Despite the chorus of naysayers (read idiots) who like to tell us that 'women aren’t funny' and make snide remarks about period jokes, there’s never been a better time for female comedians.

‘Since I set up Funny Women – an organisation promoting and showcasing new talent – 11 years ago I’ve seen a slow but steady incremental interest in female comedy.’ says founder of Funny Women Lynne Parker.

‘Women have to be better than good to succeed with so much male competition. Now you’re seeing the fruits of a whole new generation’s labours coming through.’

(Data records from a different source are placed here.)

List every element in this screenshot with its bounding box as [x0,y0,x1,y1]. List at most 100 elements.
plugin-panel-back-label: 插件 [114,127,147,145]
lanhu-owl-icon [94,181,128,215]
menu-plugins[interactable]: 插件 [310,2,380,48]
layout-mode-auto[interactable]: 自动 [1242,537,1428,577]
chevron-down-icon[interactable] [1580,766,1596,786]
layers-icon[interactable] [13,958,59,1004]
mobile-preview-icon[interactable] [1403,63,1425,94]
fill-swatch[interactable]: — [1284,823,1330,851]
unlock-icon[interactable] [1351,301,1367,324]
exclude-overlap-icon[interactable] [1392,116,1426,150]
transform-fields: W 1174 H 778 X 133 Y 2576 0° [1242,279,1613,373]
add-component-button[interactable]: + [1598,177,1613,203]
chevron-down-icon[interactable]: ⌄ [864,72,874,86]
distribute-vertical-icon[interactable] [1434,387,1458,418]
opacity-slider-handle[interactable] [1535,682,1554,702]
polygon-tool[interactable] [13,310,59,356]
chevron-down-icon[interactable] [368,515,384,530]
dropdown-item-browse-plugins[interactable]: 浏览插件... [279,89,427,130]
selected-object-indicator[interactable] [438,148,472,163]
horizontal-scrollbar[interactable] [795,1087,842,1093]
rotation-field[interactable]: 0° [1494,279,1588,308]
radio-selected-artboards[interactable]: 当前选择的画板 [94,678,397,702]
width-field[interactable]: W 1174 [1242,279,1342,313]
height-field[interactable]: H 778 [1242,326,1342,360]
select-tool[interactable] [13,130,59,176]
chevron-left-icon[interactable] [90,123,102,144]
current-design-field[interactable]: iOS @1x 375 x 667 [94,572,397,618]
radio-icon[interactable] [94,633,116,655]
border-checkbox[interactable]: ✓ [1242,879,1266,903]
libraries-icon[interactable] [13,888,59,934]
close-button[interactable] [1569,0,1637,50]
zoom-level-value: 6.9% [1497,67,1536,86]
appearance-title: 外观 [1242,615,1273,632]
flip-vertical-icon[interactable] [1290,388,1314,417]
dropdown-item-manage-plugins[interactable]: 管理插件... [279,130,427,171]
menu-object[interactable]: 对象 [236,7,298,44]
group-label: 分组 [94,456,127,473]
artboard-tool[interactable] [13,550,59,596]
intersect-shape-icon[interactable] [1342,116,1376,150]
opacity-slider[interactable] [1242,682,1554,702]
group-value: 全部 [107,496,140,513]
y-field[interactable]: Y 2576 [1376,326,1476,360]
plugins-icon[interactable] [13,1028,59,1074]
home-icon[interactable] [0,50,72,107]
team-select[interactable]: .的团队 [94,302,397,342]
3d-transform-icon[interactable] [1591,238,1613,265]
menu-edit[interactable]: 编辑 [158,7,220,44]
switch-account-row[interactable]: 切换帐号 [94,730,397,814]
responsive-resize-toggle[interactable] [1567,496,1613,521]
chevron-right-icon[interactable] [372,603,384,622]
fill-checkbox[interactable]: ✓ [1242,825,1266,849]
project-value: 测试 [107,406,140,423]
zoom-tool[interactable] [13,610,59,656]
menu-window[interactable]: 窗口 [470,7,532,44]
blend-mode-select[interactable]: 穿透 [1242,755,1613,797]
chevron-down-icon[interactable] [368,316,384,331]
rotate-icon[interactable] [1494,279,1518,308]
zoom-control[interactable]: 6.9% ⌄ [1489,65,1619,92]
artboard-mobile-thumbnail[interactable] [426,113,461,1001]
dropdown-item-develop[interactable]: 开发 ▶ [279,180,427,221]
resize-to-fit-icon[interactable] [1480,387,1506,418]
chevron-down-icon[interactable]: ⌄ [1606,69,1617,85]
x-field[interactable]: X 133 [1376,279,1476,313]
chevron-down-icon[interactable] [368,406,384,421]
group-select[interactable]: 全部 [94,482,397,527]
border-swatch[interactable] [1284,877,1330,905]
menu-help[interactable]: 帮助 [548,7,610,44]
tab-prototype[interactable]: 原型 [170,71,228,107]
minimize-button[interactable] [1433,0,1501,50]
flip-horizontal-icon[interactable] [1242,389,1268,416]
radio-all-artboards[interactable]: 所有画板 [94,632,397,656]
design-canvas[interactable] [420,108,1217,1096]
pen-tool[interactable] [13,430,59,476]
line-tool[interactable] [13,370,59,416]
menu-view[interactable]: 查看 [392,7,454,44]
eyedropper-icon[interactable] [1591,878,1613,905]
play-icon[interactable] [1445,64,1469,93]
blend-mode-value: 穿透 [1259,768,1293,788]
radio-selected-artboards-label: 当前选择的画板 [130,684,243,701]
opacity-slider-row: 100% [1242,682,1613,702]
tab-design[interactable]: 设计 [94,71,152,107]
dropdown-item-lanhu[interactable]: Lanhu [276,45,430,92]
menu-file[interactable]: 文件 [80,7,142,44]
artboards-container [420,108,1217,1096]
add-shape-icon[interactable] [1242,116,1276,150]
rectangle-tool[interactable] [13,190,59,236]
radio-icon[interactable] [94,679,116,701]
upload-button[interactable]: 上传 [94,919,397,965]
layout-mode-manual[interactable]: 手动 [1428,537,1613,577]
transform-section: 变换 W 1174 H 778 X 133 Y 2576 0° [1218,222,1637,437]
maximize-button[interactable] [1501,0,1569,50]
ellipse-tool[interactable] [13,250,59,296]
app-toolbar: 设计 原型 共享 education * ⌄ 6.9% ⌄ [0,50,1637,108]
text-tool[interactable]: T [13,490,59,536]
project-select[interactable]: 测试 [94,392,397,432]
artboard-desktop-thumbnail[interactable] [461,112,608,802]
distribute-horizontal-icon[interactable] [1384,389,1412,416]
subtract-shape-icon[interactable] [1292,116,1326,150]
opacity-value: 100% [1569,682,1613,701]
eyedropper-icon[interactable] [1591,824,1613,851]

Here are five talented girls who’re leading the pack.

1. Bridget Christie
Why you need to know about her: Remember when Bic brought out those biros designed specifically for women? (They came in a pink box, natch, and got a lot of sarcastic reviews on Amazon.) Well, that’s the kind of misogyny Bridget wants to call-out – and have a good laugh at, too. Her brand of funny feminism is hot right now. She has a show on Radio 4 – Bridget Christie Minds the Gap – and a book in the pipeline.
Comedy USP: Reviewers describe her as ‘avant-garde’. That’s mostly because of her bizarre costumes. In previous shows she’s dressed up as an ant, Charles II, the Great Plague virus and a donkey. This year, the dressing up’s gone, but don’t expect anything too conventional.
Experts say: Fellow comedian Harry Hill called her ‘the most original comic I’ve seen in years.’

2. Aisling Bea
Why you need to know about her: Aisling (pronounced Ashling) is the new girl at school. Last year she became the first woman in 20 years to win the So You Think You’re Funny award at the Edinburgh Fringe Festival. It’s the one all new stand-ups want to bag (Peter Kay, Dylan Moran and Lee Mack are previous winners).
Comedy USP: Her routines are high-energy, physical and a lot of fun. Her small-town Irish upbringing provides her with plenty of hilarious fish-out-of water-anecdotes. ‘My mother thinks I live a crazy life in London where I brush my teeth with cocaine and wipe my arse with money,’ is one stellar line. She does a mean One Direction impression too.

Aisling Bea, photographed by Lisa Thompson

3. Sara Pascoe
Why you need to know about her: You might have seen her on the telly – she’s a regular on Channel 4’s Stand Up For The Week and has acted in the likes of Twenty Twelve and The Thick of It. Her show, Sara Pascoe vs The Truth is a hot ticket at Edinburgh this year.
Comedy USP: Much of her material’s autobiographical. She great on teen angst– falling in love, being dumped and wanting a boob job – but she doesn’t shy away from big issues, like tackling sexism in the media. She does it without taking herself too seriously – and the old musical interlude.
What the experts say: Lynne Parker of Funny Women calls Sara ‘very funny and witty, she’s equally good with observational comedy or more cerebral.’

Sara Pascoe photographed by Mick Perrin

4. Claudia O’Doherty
Why you need to know about her:
A breath of fresh air on the circuit, Claudia’s an Aussie making big waves with her very original shows. Last year she was nominated for the Edinburgh Comedy Award – the major prize that everyone wants to win
Comedy USP: Critics describe her work as ‘offbeat’, she calls herself a ‘cheer jerker’. Her show at Edinburgh last year began with her telling the audience: ‘It’s difficult theatre, it’s not a comedy, so don’t laugh.’ What followed included a historical drama spoof where she played a monk, a washerwoman and a New York cop. She’s inventive and a just little bit barmy.

Claudia O’Doherty

5. Luisa Omielan
Why you need to know about her: Luisa’s show, What would Beyoncé do?, had sell-out runs in London. Now she’s got her sights set on the West End. As far as superstardom goes, she’s hot the heels of her idol, Queen B. The show’s autobiographical – she documents being 30, heartbroken, depressed and forced to live with her mum. How does she pull herself out of the doldrums? You guessed it, by channelling Beyoncé’s PMA.
Comedy USP: On stage, Luisa’s a sassy, bold, sequin-clad diva. While her stand-up tackles some dark issues – depression and suicide, for starters – she intersperses it with renditions of Beyoncé’s hits. ‘I get bored watching stand-up for an hour,’ she says. ‘I want to create a party atmosphere.’
Experts say: One reviewer described her show as leaving them with ‘a feel good factor so pronounced, they should prescribe it on the NHS.’